We then explored whether the association between ANC <1000 and mortality varied by comorbidity burden. In the overall population, ANC <1000 was significantly associated with increased mortality in individuals without cancer, diabetes, CHF, stroke, MI. For example, among participants without diabetes, ANC <1000 was associated with significantly increased mortality (OR 26.64, p = 0.005). Among NHB participants, similar patterns were observed. Notably, the only comorbidity-positive subgroup with a statistically significant link between ANC <1000 and mortality was NHB smokers (n = 497), in whom the risk was markedly elevated.
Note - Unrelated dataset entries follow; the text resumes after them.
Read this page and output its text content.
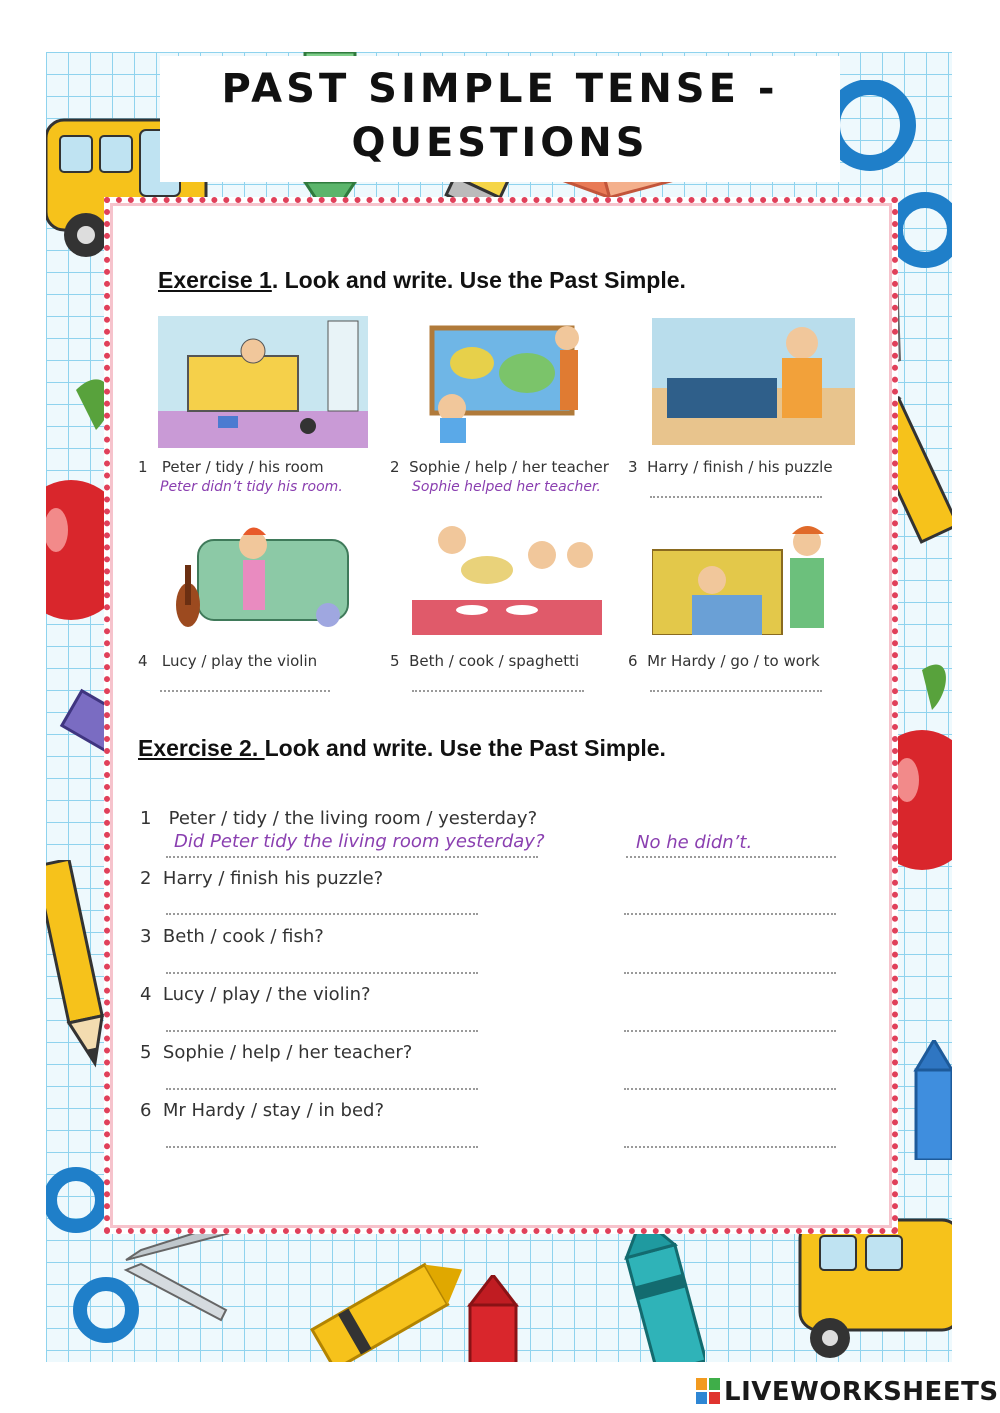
PAST SIMPLE TENSE -
QUESTIONS
Exercise 1. Look and write. Use the Past Simple.
1 Peter / tidy / his room
Peter didn’t tidy his room.
2 Sophie / help / her teacher
Sophie helped her teacher.
3 Harry / finish / his puzzle
4 Lucy / play the violin	5 Beth / cook / spaghetti	6 Mr Hardy / go / to work
Exercise 2. Look and write. Use the Past Simple.
1 Peter / tidy / the living room / yesterday?
Did Peter tidy the living room yesterday?	No he didn’t.
2 Harry / finish his puzzle?
3 Beth / cook / fish?
4 Lucy / play / the violin?
5 Sophie / help / her teacher?
6 Mr Hardy / stay / in bed?
LIVEWORKSHEETS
In a multivariable adjusted mortality prediction model, ANC <1000 was associated with 3.35-fold higher odds of mortality (95% CI: 0.28–40.01), and ANC 1000–1499 with 1.90-fold higher odds (95% CI: 0.51–7.09), both relative to ANC ≥1500, though neither reached significance. Independent predictors of mortality included age (OR 1.05 per year), RDW (OR 1.25), WBC (OR 1.10), and prior MI (OR 2.38), while platelet count was protective (OR 0.99 per 1000/μL). Hemoglobin and BMI were not significant in adjusted models.
Conclusions In this nationally representative cohort, the widely used ANC <1500 threshold for neutropenia underestimated risk in several populations and may not reflect mortality risk equivalently across subgroups. Our findings support the prognostic relevance of lower ANC cutoffs, particularly <1000 cells/μL, in predicting mortality especially in NHB individuals. These results emphasize the potential of refining neutropenia definition that incorporates ethnic background and clinical context, rather than applying a universal threshold. Further research is needed to inform personalized ANC reference ranges and eligibility criteria in both clinical care and trial design.